La Charte de l'Atlantique (14 août 1941)
Le Président des États-Unis et M. Churchill, Premier Ministre,
représentant le Gouvernement de Sa Majesté dans le Royaume-Uni s'étant
réunis, croient devoir faire connaître certains principes
communs de la politique nationale de leurs pays respectifs sur lesquels ils fondent leurs espoirs d'un avenir meilleur pour le
Monde.
- Premièrement, leurs pays ne recherchent aucune expansion territoriale
ou autre.
- Deuxièmement, ils ne désirent voir aucune modification territoriale
qui ne soit conforme aux désirs librement exprimés
des populations intéressées.
- Troisièmement, ils respectent le droit qu'ont tous les peuples de choisir
la forme de Gouvernement sous laquelle ils entendent vivre; et ils désirent
voir restituer, à ceux qui en ont été privés par le force, leurs droits
souverains.
- Quatrièmenent, ils s'efforceront, tout en respectant comme il se doit leurs
obligations existantes, d'assurer, sur un pied d'égalité, à tous les États,
grands et petits, vainqueurs ou vaincus, l'accès et la participation,
dans le monde entier, au commerce et aux matières premières indispensables
à leur prospérité
économique.
- Cinquièmement, ils désirent faire en sorte que se réalise, dans le domaine
économique, la plus entière collaboration entre toutes les nations,
afin d'assurer à toutes de meilleures conditions de travail, le progrès
économique et la sécurité mondiale.
- Sixièmement, une fois définitivement détruite la tyrannie nazie, ils
espèrent voir s'établir une paix qui offrira à toutes les nations les
moyens de demeurer en sécurité à l'intérieur de leurs propres
frontières et qui assurera à tous les êtres humains de tous les
pays la possibilité de vivre durant toute leur existence à l'abri de
la crainte et du besoin.
- Septièmement, une telle paix doit permettre à tous les hommes de parcourir
sans entrave les mers et les océans.
- Huitièmement, ils sont convaincus que toutes les nations du monde,
pour des motifs aussi bien réalistes que spirituels, devront finir par
renoncer à l'usage de la violence.

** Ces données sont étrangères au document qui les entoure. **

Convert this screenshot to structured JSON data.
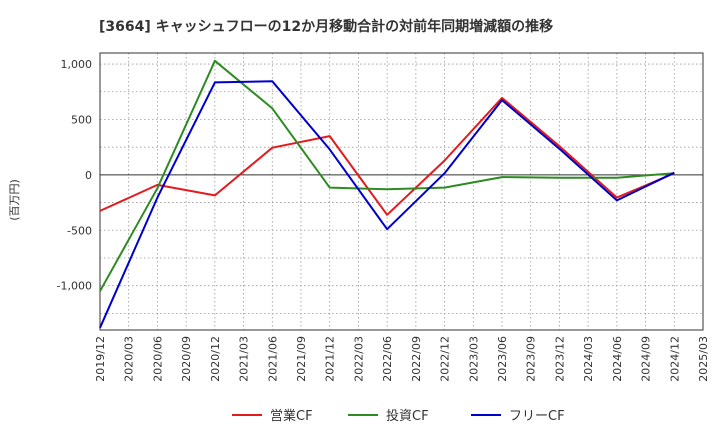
{
  "chart_data": {
    "type": "line",
    "title": "[3664]  キャッシュフローの12か月移動合計の対前年同期増減額の推移",
    "ylabel": "(百万円)",
    "xlabel": "",
    "ylim": [
      -1400,
      1100
    ],
    "yticks": [
      1000,
      500,
      0,
      -500,
      -1000
    ],
    "ytick_labels": [
      "1,000",
      "500",
      "0",
      "-500",
      "-1,000"
    ],
    "x_ticks": [
      "2019/12",
      "2020/03",
      "2020/06",
      "2020/09",
      "2020/12",
      "2021/03",
      "2021/06",
      "2021/09",
      "2021/12",
      "2022/03",
      "2022/06",
      "2022/09",
      "2022/12",
      "2023/03",
      "2023/06",
      "2023/09",
      "2023/12",
      "2024/03",
      "2024/06",
      "2024/09",
      "2024/12",
      "2025/03"
    ],
    "grid": true,
    "legend": "bottom",
    "series": [
      {
        "name": "営業CF",
        "color": "#e41a1c",
        "points": [
          {
            "x": "2019/12",
            "y": -325
          },
          {
            "x": "2020/06",
            "y": -90
          },
          {
            "x": "2020/12",
            "y": -185
          },
          {
            "x": "2021/06",
            "y": 245
          },
          {
            "x": "2021/12",
            "y": 350
          },
          {
            "x": "2022/06",
            "y": -360
          },
          {
            "x": "2022/12",
            "y": 130
          },
          {
            "x": "2023/06",
            "y": 695
          },
          {
            "x": "2023/12",
            "y": 260
          },
          {
            "x": "2024/06",
            "y": -205
          },
          {
            "x": "2024/12",
            "y": 15
          }
        ]
      },
      {
        "name": "投資CF",
        "color": "#2e8b22",
        "points": [
          {
            "x": "2019/12",
            "y": -1050
          },
          {
            "x": "2020/06",
            "y": -120
          },
          {
            "x": "2020/12",
            "y": 1030
          },
          {
            "x": "2021/06",
            "y": 600
          },
          {
            "x": "2021/12",
            "y": -115
          },
          {
            "x": "2022/06",
            "y": -130
          },
          {
            "x": "2022/12",
            "y": -115
          },
          {
            "x": "2023/06",
            "y": -20
          },
          {
            "x": "2023/12",
            "y": -25
          },
          {
            "x": "2024/06",
            "y": -25
          },
          {
            "x": "2024/12",
            "y": 15
          }
        ]
      },
      {
        "name": "フリーCF",
        "color": "#0000cc",
        "points": [
          {
            "x": "2019/12",
            "y": -1380
          },
          {
            "x": "2020/06",
            "y": -205
          },
          {
            "x": "2020/12",
            "y": 835
          },
          {
            "x": "2021/06",
            "y": 845
          },
          {
            "x": "2021/12",
            "y": 230
          },
          {
            "x": "2022/06",
            "y": -490
          },
          {
            "x": "2022/12",
            "y": 15
          },
          {
            "x": "2023/06",
            "y": 675
          },
          {
            "x": "2023/12",
            "y": 235
          },
          {
            "x": "2024/06",
            "y": -230
          },
          {
            "x": "2024/12",
            "y": 20
          }
        ]
      }
    ]
  }
}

Puisqu'à l'avenir aucune paix ne
saurait être durable tant que les nations qui menacent ou pourraient
menacer de commettre des actes d'agression en dehors de leurs frontières
continueront à disposer d'armements terrestres, navals ou aériens, ils
sont convaincus qu'en attendant l'institution d'un système permanent
de sécurité générale établi sur des bases plus larges, il est essentiel
de désarmer ces nations. En outre, ils entendent faciliter et encourager
toutes autres mesures pratiques susceptibles d'alléger, pour les peuples
pacifiques, le fardeau des armements.